Distributed bloom filters for very large sets
Distributed bloom filters for very large sets using redis for persistence and consensus.
Import the required libraries
import (
"gopkg.in/redis.v3"
"github.com/kpacha/bloomis"
)
Create your redis client
client := redis.NewClient(&redis.Options{
Addr: "localhost:6379",
Password: "",
DB: 0,
})
Calculate the best m
& k
values for your use case with one of the currently available online like the Thomas Hurst's implementation and create a single bloom filter (this example uses n = 100,000,000
& p = 1e-9
)
m := 4313276270
k := 30
bf := bloomis.NewSingleFilter(m, k, client)
Start adding and testing values
fmt.Println(bf.AddToDefault([]byte("foo")))
fmt.Println(bf.TestToDefault([]byte("foo")))
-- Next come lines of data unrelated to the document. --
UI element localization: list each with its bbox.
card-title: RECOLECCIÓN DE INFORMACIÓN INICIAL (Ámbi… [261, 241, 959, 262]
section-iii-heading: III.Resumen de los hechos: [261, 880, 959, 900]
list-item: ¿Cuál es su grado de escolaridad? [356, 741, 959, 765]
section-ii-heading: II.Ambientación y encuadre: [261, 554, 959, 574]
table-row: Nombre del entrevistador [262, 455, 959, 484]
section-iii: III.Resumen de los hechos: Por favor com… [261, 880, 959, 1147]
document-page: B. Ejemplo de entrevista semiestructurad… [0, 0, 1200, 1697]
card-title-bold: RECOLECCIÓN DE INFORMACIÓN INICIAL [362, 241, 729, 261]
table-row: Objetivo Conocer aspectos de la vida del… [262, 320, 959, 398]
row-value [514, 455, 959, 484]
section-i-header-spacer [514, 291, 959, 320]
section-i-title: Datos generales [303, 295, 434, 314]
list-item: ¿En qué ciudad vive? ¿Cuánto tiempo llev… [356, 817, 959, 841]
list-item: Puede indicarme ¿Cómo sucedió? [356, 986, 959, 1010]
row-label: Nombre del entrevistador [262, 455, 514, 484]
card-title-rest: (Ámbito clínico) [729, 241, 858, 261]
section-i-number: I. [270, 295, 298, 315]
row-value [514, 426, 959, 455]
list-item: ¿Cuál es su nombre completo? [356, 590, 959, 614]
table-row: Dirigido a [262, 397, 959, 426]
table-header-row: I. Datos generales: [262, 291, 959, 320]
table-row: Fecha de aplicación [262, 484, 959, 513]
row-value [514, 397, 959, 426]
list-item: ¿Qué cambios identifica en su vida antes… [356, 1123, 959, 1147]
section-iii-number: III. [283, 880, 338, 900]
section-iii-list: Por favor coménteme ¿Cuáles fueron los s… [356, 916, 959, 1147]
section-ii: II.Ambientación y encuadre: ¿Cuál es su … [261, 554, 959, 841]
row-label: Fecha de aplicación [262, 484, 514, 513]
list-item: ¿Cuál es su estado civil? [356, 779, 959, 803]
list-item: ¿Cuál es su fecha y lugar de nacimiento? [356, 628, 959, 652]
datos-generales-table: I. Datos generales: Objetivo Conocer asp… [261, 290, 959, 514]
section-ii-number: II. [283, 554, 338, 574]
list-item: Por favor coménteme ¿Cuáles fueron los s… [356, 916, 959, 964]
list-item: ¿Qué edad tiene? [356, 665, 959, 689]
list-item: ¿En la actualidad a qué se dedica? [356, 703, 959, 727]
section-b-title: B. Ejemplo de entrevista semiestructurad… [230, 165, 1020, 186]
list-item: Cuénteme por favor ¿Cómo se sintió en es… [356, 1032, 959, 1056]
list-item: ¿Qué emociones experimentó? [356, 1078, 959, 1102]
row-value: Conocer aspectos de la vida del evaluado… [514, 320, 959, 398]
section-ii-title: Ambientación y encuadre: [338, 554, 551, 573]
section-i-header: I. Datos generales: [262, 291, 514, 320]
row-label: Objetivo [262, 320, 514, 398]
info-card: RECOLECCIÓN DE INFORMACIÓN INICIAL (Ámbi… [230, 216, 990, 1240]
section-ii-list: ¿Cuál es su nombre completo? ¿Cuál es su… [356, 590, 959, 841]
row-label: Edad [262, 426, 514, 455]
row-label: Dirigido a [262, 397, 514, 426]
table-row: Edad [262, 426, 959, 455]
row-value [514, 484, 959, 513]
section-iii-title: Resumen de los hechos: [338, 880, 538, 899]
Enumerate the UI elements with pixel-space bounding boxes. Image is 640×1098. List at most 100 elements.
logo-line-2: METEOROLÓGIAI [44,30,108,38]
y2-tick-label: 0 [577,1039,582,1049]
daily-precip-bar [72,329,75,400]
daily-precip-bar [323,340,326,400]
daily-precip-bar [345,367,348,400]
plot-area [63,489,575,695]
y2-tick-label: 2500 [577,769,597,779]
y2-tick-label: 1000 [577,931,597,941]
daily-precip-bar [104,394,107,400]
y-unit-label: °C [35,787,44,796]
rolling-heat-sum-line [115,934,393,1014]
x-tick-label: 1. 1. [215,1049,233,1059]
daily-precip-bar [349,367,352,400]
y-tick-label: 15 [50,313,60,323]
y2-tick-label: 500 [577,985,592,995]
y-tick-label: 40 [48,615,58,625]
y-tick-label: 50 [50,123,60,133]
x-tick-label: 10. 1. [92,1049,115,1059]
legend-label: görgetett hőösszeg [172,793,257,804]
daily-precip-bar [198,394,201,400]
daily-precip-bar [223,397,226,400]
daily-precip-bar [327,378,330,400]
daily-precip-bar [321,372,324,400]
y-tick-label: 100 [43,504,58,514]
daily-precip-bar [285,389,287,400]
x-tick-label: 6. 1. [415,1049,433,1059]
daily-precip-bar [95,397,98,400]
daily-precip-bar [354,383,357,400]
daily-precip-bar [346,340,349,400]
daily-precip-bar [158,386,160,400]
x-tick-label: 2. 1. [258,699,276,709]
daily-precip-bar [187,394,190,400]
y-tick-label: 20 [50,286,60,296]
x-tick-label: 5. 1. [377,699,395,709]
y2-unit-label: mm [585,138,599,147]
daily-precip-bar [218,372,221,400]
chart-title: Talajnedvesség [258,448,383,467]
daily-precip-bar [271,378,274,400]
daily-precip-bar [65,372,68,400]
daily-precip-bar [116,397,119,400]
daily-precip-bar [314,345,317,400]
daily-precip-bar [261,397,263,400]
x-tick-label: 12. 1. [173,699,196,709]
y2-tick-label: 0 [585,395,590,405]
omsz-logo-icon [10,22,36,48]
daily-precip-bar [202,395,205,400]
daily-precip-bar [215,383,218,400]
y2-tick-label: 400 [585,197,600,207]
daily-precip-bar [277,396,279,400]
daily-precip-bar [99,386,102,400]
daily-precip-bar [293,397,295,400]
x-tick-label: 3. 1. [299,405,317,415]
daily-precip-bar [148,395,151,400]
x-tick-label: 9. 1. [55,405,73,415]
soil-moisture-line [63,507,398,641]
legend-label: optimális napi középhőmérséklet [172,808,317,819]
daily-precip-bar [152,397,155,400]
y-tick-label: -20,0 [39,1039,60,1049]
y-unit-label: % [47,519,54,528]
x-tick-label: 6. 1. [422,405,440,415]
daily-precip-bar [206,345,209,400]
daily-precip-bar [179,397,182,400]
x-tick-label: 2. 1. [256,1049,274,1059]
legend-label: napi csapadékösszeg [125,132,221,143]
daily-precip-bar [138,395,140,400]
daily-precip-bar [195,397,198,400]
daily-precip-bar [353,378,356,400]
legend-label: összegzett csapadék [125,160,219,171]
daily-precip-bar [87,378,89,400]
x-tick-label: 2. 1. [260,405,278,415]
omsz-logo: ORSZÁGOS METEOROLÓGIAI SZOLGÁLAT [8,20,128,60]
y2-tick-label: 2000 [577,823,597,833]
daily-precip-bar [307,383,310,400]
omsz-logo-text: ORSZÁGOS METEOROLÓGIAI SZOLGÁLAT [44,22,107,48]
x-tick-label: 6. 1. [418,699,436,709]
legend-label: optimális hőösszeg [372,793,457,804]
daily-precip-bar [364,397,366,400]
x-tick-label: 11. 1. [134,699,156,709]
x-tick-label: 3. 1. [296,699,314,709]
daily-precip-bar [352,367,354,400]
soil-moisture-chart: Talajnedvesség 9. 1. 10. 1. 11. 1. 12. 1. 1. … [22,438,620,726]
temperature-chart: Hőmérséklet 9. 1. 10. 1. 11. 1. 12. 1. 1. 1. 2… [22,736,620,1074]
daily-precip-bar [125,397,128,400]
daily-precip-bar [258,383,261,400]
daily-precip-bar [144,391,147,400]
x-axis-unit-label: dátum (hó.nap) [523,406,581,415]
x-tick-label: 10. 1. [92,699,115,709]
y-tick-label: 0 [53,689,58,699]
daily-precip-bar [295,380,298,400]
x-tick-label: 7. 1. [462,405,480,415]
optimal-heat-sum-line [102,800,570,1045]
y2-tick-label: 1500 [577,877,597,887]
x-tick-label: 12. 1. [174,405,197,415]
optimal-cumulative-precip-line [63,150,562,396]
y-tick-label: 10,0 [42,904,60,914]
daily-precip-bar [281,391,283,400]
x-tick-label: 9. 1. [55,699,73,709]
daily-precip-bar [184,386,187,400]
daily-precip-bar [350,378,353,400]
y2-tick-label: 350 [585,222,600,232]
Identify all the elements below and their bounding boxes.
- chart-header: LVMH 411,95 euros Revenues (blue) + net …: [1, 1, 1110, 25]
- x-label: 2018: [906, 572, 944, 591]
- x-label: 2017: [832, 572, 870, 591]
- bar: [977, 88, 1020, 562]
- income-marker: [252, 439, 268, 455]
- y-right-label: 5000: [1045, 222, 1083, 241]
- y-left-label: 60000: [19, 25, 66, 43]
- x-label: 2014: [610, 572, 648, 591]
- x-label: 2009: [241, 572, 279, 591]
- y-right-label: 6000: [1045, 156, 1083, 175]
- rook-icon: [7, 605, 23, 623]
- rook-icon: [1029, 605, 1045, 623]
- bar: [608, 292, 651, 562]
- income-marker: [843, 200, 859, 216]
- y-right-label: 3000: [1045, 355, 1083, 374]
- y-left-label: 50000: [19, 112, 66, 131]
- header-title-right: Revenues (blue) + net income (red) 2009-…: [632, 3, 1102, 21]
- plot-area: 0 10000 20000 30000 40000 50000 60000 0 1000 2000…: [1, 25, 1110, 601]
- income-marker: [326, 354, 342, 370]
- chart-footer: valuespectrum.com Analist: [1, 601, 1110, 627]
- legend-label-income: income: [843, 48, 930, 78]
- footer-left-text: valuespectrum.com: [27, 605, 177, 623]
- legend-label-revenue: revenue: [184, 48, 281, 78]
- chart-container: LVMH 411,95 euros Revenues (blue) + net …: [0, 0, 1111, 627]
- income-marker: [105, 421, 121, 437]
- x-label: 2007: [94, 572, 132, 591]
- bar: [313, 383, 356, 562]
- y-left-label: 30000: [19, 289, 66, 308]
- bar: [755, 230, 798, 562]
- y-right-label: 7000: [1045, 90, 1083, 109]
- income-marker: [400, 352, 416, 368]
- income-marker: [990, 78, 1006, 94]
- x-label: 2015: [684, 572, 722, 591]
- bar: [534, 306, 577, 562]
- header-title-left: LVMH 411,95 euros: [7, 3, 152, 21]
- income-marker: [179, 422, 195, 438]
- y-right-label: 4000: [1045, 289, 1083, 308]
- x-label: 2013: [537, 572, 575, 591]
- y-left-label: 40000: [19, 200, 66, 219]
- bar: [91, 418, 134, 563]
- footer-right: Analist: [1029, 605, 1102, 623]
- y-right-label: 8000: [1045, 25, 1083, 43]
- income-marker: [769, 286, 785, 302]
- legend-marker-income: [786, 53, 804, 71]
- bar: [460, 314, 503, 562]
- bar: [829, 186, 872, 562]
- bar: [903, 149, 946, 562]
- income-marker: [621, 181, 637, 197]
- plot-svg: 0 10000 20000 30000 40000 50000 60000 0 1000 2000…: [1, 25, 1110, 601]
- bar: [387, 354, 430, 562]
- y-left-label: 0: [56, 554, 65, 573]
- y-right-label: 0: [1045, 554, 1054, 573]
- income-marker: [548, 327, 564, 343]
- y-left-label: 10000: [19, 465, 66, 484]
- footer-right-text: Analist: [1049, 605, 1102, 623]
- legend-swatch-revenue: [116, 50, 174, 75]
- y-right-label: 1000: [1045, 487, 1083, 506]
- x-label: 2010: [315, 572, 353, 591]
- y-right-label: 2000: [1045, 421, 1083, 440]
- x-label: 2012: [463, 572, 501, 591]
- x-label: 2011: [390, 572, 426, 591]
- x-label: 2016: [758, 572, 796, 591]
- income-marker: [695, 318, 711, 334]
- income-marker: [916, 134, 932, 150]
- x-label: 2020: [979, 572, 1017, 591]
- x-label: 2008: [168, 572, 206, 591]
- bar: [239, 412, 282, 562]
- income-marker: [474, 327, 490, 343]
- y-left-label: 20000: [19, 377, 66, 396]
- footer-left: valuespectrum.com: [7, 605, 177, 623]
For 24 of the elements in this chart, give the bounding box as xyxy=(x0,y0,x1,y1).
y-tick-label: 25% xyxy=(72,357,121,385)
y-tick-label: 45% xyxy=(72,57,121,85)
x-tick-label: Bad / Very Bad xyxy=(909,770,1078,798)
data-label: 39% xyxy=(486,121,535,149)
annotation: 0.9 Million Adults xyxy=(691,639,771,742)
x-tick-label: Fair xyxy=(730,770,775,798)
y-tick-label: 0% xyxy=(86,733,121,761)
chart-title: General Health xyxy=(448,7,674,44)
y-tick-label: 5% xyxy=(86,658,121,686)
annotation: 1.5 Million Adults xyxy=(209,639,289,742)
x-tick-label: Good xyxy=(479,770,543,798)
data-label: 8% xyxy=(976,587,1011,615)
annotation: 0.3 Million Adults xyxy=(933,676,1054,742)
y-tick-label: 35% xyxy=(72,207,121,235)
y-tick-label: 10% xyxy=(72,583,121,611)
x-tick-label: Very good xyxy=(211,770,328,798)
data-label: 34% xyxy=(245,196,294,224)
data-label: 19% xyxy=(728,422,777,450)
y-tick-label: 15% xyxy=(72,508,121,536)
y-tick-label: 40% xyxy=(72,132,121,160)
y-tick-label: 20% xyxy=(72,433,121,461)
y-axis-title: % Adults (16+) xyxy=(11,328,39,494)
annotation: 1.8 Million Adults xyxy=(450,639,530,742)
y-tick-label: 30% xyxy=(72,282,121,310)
fmt.Println(bf.TestToDefault([]byte("baz")))
// Output:
// <nil>
// true <nil>
// false <nil>
Check the bloom_test.go for more examples
The max capacity of a single bloomis filter is defined by the max size of a string value in redis (512MB) - m
- and the probability of false positives p
selected. As seen before, it allows you to store more than 99M elements with p = 1e-9
. It could be extended by sharding several bloom filters, so go ahead and use the bloomis filter with any consistent hashing lib like go-jump or with a naive hashing function like this one:
func NaiveHash(key string) string {
return key[:4]
}
Since the BloomFilter
is just a proxy with a list of filters and a simple config persistence, you can create your custom filters with your own Hasher
implementations and/or personalize how to store/load the filter metadata, etc.